In den USA und in Europa stehen die Zinsen so hoch wie seit Jahrzehnten nicht mehr. Ein ungewöhnliches Umfeld für Anleihen-Investoren. Die entscheidende Frage ist: Wie geht es nun mit den langfristigen Renditen weiter – ist das Rendite-Hoch vorbei oder folgen Plateau und Nebengipfel?

Dr. Volker Schmidt

Viele Anleger schienen im vierten Quartal 2023 auf ein schnelles Absinken der Renditen zu setzen: Geldflussdaten zeigen, dass das Tempo der Käufe langlaufender Staatsanleihen – vor allem in den USA – so hoch war wie seit Jahrzehnten nicht mehr. Das hängt mit der Antizipation baldiger Zinssenkungsschritte der Zentralbanken zusammen. Denn die schürt ihrerseits die Erwartung sinkender Renditen – und steigert dadurch die Nachfrage nach langfristigen Anleihen.

Zinssenkungserwartungen an Federal Reserve (Fed) und Europäische Zentralbank (EZB) teilten Ende des vergangenen Jahres auch viele Analysten: Bank of America (BofA) Global Research erwartete beispielsweise, dass die Fed ihre Leitzinsen 2024 in vier Schritten um insgesamt 100 Basispunkte senken würde. Den ersten Schritt erwartete die BofA bereits im März. Für die Eurozone lag der Marktkonsens für das Gesamtjahr 2024 im Dezember sogar bei Zinssenkungen um insgesamt 150 Basispunkte. Experten der Deutsche Bank rechneten dabei mit einem ersten Schritt im April.

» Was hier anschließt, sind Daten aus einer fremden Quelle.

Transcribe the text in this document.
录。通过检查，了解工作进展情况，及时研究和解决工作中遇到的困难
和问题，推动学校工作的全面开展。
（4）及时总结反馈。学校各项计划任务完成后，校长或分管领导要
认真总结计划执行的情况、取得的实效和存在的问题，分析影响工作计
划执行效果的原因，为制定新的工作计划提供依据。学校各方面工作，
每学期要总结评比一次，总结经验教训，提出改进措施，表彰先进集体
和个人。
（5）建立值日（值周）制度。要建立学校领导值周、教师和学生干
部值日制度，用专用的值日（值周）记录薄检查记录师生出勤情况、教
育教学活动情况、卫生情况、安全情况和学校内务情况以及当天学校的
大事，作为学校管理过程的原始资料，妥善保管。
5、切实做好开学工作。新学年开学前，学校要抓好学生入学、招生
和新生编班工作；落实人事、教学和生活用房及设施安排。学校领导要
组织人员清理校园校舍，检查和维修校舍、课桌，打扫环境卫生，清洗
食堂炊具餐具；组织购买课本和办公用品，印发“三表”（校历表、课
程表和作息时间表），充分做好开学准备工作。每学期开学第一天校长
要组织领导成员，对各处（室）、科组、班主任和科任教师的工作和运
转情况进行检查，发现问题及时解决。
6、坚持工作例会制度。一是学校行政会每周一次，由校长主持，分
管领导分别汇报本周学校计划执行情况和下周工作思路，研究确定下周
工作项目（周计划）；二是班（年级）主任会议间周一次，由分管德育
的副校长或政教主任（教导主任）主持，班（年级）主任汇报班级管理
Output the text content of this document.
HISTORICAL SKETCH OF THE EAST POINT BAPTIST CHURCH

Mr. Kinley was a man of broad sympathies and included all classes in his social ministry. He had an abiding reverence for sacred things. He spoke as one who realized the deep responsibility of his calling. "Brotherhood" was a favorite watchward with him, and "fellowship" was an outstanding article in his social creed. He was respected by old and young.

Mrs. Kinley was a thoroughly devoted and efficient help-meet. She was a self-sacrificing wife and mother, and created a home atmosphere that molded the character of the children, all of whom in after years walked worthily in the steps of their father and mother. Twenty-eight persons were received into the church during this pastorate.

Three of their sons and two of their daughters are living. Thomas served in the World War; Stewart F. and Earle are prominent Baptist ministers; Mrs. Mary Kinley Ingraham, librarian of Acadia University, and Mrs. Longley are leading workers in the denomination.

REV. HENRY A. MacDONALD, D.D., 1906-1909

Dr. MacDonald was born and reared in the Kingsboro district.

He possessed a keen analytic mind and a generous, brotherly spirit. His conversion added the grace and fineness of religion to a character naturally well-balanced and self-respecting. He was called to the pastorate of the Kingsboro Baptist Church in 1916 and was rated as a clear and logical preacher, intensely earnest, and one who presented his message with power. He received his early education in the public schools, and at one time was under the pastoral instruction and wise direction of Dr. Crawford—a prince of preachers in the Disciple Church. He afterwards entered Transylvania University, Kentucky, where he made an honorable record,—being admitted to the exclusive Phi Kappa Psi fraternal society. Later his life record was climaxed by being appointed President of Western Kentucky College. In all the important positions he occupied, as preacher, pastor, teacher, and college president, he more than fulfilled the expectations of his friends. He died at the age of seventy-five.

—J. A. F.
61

Der Renditeweg ist unklar: Folgen Abstieg, Plateau oder Nebengipfel?
Doch Vorsicht bei derlei Wetten: Sie sind mit einigen Risiken verbunden. Zwar gelten Zinssenkungen 2024 mittlerweile als nahezu sicher. Gleichzeit bemühten sich die Währungshüter in den USA und Europa noch Mitte Dezember darum, Erwartungen an eine baldige Zinswende zu bremsen. Denn um den Jahreswechsel gibt es einige Indikatoren, die den Desinflationsprozess in Frage stellen:

Die Arbeitsmarktlage in den USA und Europa kühlt sich insgesamt nur langsam ab. Das Lohnwachstum blieb im dritten Quartal 2023 auf einem hohen Niveau. In der Folge sind auch die Konsumdatendaten – vor allem in den Vereinigten Staaten – stabil. Ein angespannter Arbeitsmarkt und starker Konsum sprechen gegen einen baldigen Rückgang der Teuerungsraten auf das in USA und Eurozone ausgegebene Ziel von zwei Prozent.

Ein weiteres Risiko bleibt die geopolitische Lage. Das Kräftemessen zwischen China und den USA, der russische Angriffskrieg auf die Ukraine und die Krise in Nahost trüben die Aussichten auf den internationalen Handel.

Die Faktoren sowohl auf Angebots- als auch Nachfrageseite deuten insgesamt auf eine hartnäckige Inflation hin. Der Optimismus der Märkte auf baldige Zinssenkungen könnte vor diesem Hintergrund verfrüht sein. Kommt es gar zu einem plötzlichen Angebotsrückgang durch externe Schocks oder einem überproportionalen Nachfragezuwachs, dann droht sogar ein erneuter Anstieg der Teuerungsrate. Die Renditen für langlaufende US-Anleihen könnten entgegen der Erwartung vieler Anleger also vorerst auf einem Plateau verbleiben und nur langfristig zurückgehen – oder sogar noch einmal ansteigen.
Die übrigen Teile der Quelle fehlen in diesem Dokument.